Each wireless surround receives three distinct signals from the bar and requires only AC power. They are sturdy boxes, measuring 5.1 x 7.9 x 5.5 inches (WHD) and weighing 7.5 lbs. There’s a 2-inch forward-firing surround channel driver, another 2-inch round top-firing height driver, and a side-firing 2-inch. Each rear speaker is driven by 105 watts in total.

Lastly, there’s the wireless 8-inch sub, with a side-firing woofer driven by 200 watts in a bass-reflex enclosure ported on the back. It’s hefty for a soundbar sub, measuring 8.7 x 16.3 x 16.1 inches and weighing 25.8 pounds. The cabinet struck me as a bit resonant when I wrapped it with my knuckles, but as you’ll see, it performed surprisingly well, showing great depth and control with movies and music and no coloration.

Most users will connect the bar to their TV via ARC or eARC and control the volume from their TV or set-top box remote via HDMI-CEC. But there are many other functions that require the supplied compact remote. The remote does offer direct access buttons to change the surround mode or adjust the subwoofer level, for example. However, the key sequence for some other functions is complex and unfriendly. Fortunately, you can tap the Samsung SmartThings app for Android or iPhone for an intuitive interface that provides quick access to things like the Night mode, Voice Enhance mode, and various EQ functions.
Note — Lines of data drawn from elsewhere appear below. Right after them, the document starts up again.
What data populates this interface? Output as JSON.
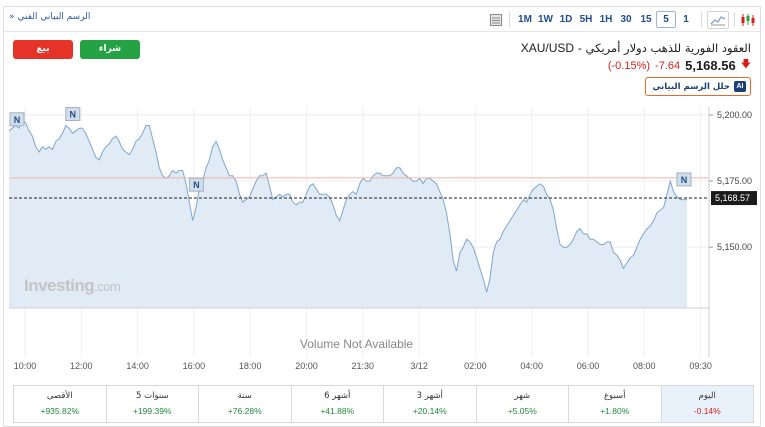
{
  "toolbar": {
    "chart_link": "الرسم البياني الفني",
    "chart_link_arrow": "»",
    "intervals": [
      "1M",
      "1W",
      "1D",
      "5H",
      "1H",
      "30",
      "15",
      "5",
      "1"
    ],
    "active_interval": "5",
    "icons": [
      "table-icon",
      "area-chart-icon",
      "candlestick-icon"
    ]
  },
  "header": {
    "sell_label": "بيع",
    "buy_label": "شراء",
    "symbol": "XAU/USD",
    "name": "العقود الفورية للذهب دولار أمريكي",
    "name_separator": " - ",
    "price": "5,168.56",
    "change": "-7.64",
    "change_pct": "(-0.15%)",
    "ai_label": "حلل الرسم البياني",
    "ai_badge": "AI"
  },
  "chart_data": {
    "type": "area",
    "title": "",
    "x_ticks": [
      "10:00",
      "12:00",
      "14:00",
      "16:00",
      "18:00",
      "20:00",
      "21:30",
      "3/12",
      "02:00",
      "04:00",
      "06:00",
      "08:00",
      "09:30"
    ],
    "y_ticks": [
      "5,200.00",
      "5,175.00",
      "5,150.00"
    ],
    "ylim": [
      5127,
      5203
    ],
    "current_price_label": "5,168.57",
    "current_price": 5168.57,
    "reference_price": 5176.2,
    "news_markers": [
      "N",
      "N",
      "N",
      "N"
    ],
    "volume_text": "Volume Not Available",
    "watermark": "Investing",
    "watermark_suffix": ".com",
    "grid": true,
    "series": [
      {
        "values": [
          5194,
          5195,
          5196,
          5195,
          5198,
          5197,
          5194,
          5192,
          5188,
          5186,
          5188,
          5187,
          5188,
          5187,
          5190,
          5191,
          5193,
          5196,
          5195,
          5193,
          5194,
          5195,
          5195,
          5193,
          5190,
          5187,
          5184,
          5183,
          5186,
          5188,
          5189,
          5191,
          5192,
          5190,
          5187,
          5186,
          5185,
          5187,
          5190,
          5191,
          5193,
          5196,
          5196,
          5191,
          5186,
          5180,
          5177,
          5176,
          5177,
          5179,
          5178,
          5179,
          5179,
          5174,
          5167,
          5160,
          5165,
          5172,
          5175,
          5180,
          5183,
          5188,
          5190,
          5187,
          5183,
          5180,
          5177,
          5177,
          5175,
          5170,
          5167,
          5168,
          5169,
          5172,
          5175,
          5177,
          5177,
          5178,
          5173,
          5168,
          5169,
          5170,
          5169,
          5170,
          5170,
          5167,
          5166,
          5167,
          5167,
          5170,
          5173,
          5174,
          5172,
          5170,
          5170,
          5170,
          5169,
          5166,
          5162,
          5160,
          5164,
          5168,
          5170,
          5171,
          5170,
          5174,
          5176,
          5175,
          5175,
          5177,
          5178,
          5178,
          5177,
          5177,
          5177,
          5178,
          5180,
          5180,
          5178,
          5177,
          5176,
          5175,
          5175,
          5176,
          5174,
          5176,
          5176,
          5175,
          5174,
          5171,
          5168,
          5163,
          5155,
          5145,
          5141,
          5148,
          5150,
          5153,
          5152,
          5150,
          5146,
          5142,
          5138,
          5133,
          5138,
          5148,
          5152,
          5153,
          5156,
          5158,
          5160,
          5162,
          5164,
          5166,
          5168,
          5167,
          5170,
          5172,
          5173,
          5174,
          5173,
          5170,
          5168,
          5164,
          5157,
          5151,
          5150,
          5150,
          5151,
          5153,
          5156,
          5157,
          5155,
          5155,
          5153,
          5153,
          5152,
          5151,
          5151,
          5152,
          5152,
          5148,
          5147,
          5145,
          5142,
          5144,
          5146,
          5147,
          5150,
          5153,
          5155,
          5157,
          5158,
          5160,
          5163,
          5164,
          5165,
          5170,
          5175,
          5171,
          5169,
          5168,
          5168,
          5168
        ]
      }
    ]
  },
  "performance": [
    {
      "label": "اليوم",
      "value": "-0.14%",
      "dir": "neg",
      "selected": true
    },
    {
      "label": "أسبوع",
      "value": "+1.80%",
      "dir": "pos",
      "selected": false
    },
    {
      "label": "شهر",
      "value": "+5.05%",
      "dir": "pos",
      "selected": false
    },
    {
      "label": "3 أشهر",
      "value": "+20.14%",
      "dir": "pos",
      "selected": false
    },
    {
      "label": "6 أشهر",
      "value": "+41.88%",
      "dir": "pos",
      "selected": false
    },
    {
      "label": "سنة",
      "value": "+76.28%",
      "dir": "pos",
      "selected": false
    },
    {
      "label": "5 سنوات",
      "value": "+199.39%",
      "dir": "pos",
      "selected": false
    },
    {
      "label": "الأقصى",
      "value": "+935.82%",
      "dir": "pos",
      "selected": false
    }
  ],
  "colors": {
    "line": "#7ea6cc",
    "area": "#e1ebf5",
    "reference": "#f0b3a8",
    "sell": "#e5332a",
    "buy": "#25a244",
    "accent": "#1f4e8c"
  }
}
It’s also the easiest way to adjust levels on the fly for the different channel signals.

Better Atmos soundbars today perform some kind of auto-EQ and level tuning, and the Q990B has its SpaceFit+ and Auto EQ features that use the built-in mic for this. Auto EQ optimizes the subwoofer, while SpaceFit+ attempts to identify room boundaries to optimize the sound from the reflected drivers. Auto EQ worked very well in my room by taming a bit of bloat I sometimes hear and delivering excellent bass performance. Beyond this, there are bass and treble trims and a Bass Enhancement mode. There are 13-step sliders (with a -6 to +6 range) for most channel arrays: Center, Side, Wide, Front Top, Rear, Rear Top, Rear Side. That’s something all AVRs provide, but most soundbars don’t.
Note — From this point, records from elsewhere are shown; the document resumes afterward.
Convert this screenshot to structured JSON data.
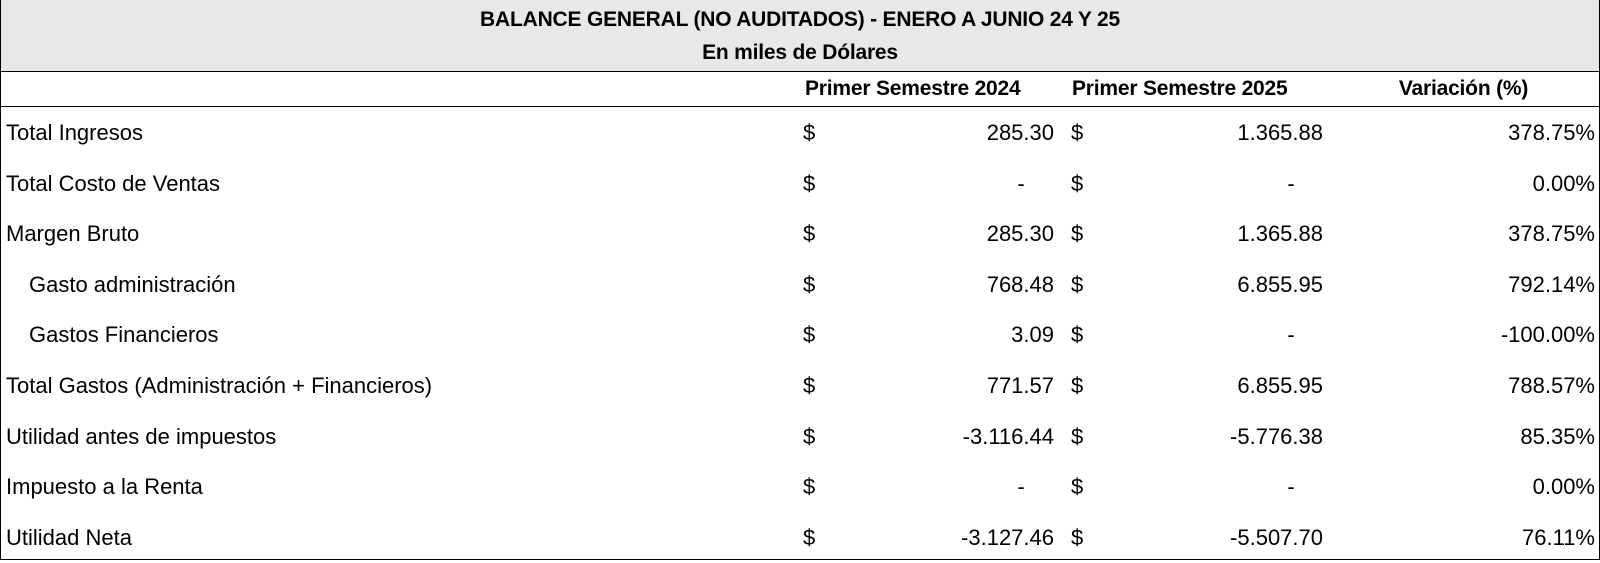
{
  "title": "BALANCE GENERAL (NO AUDITADOS) - ENERO A JUNIO 24 Y 25",
  "subtitle": "En miles de Dólares",
  "headers": {
    "col_2024": "Primer Semestre 2024",
    "col_2025": "Primer Semestre 2025",
    "col_var": "Variación (%)"
  },
  "currency_symbol": "$",
  "rows": [
    {
      "label": "Total Ingresos",
      "v2024": "285.30",
      "v2025": "1.365.88",
      "var": "378.75%"
    },
    {
      "label": "Total Costo de Ventas",
      "v2024": "-",
      "v2025": "-",
      "var": "0.00%"
    },
    {
      "label": "Margen Bruto",
      "v2024": "285.30",
      "v2025": "1.365.88",
      "var": "378.75%"
    },
    {
      "label": "Gasto administración",
      "v2024": "768.48",
      "v2025": "6.855.95",
      "var": "792.14%"
    },
    {
      "label": "Gastos Financieros",
      "v2024": "3.09",
      "v2025": "-",
      "var": "-100.00%"
    },
    {
      "label": "Total Gastos (Administración + Financieros)",
      "v2024": "771.57",
      "v2025": "6.855.95",
      "var": "788.57%"
    },
    {
      "label": "Utilidad antes de impuestos",
      "v2024": "-3.116.44",
      "v2025": "-5.776.38",
      "var": "85.35%"
    },
    {
      "label": "Impuesto a la Renta",
      "v2024": "-",
      "v2025": "-",
      "var": "0.00%"
    },
    {
      "label": "Utilidad Neta",
      "v2024": "-3.127.46",
      "v2025": "-5.507.70",
      "var": "76.11%"
    }
  ]
}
If you have a compatible Samsung TV, you can tap the Q-Symphony function, which utilizes the built-in TV speakers to further bolster the system’s front-stage presentation. Samsung reports that the algorithm has been improved for 2023 to better isolate center-channel voices from surround information for an even more immersive experience, but I could not test this function with my LG OLED.

There are four basic sound modes on the Q990B: Standard, Surround, Game, and Adaptive Sound. Standard plays back in whatever format you put in: 2.1-channel for stereo tracks, 5.1 or 7.1 for regular Dolby and DTS, and 7.1.4 for Atmos and DTS:X. All the other modes upconvert to 11.1.4 to use the full speaker complement. I pretty much stuck to the Surround mode, which did a sensational job with everything from two-channel music to Atmos and DTS:X. High-quality stereo music tracks were well-rendered, with the algorithm deciding what musical elements to place where something like a string accompaniment or the back-up to a lead vocal might end up in the rear surround and height channels, artificially placing the listener slightly inside the soundstage. But it was always engaging and sounded natural. Main vocals remained up front, with none of the echoey reverb effects that can happen when stereo is scaled up for surround sound. Timbre and detail improved considerably in Surround vs. the collapsed and less dynamic Standard mode.

Game mode is intended to better track on-screen action during gameplay, while Adaptive Sound analyzes the signal in real-time to ensure dialogue legibility and optimize surround effects. I skipped the latter after hearing one or two occasions where the level or timbre of the dialogue seemed to shift unexpectedly. In any event, there is an excellent Voice Enhance mode that pulls dialogue out of a busy surround mix when needed, as well as the center channel level trim. Another available feature, Active Voice Amplifier, uses the onboard mic to monitor room noise and boost voices accordingly. I never felt the need to use it.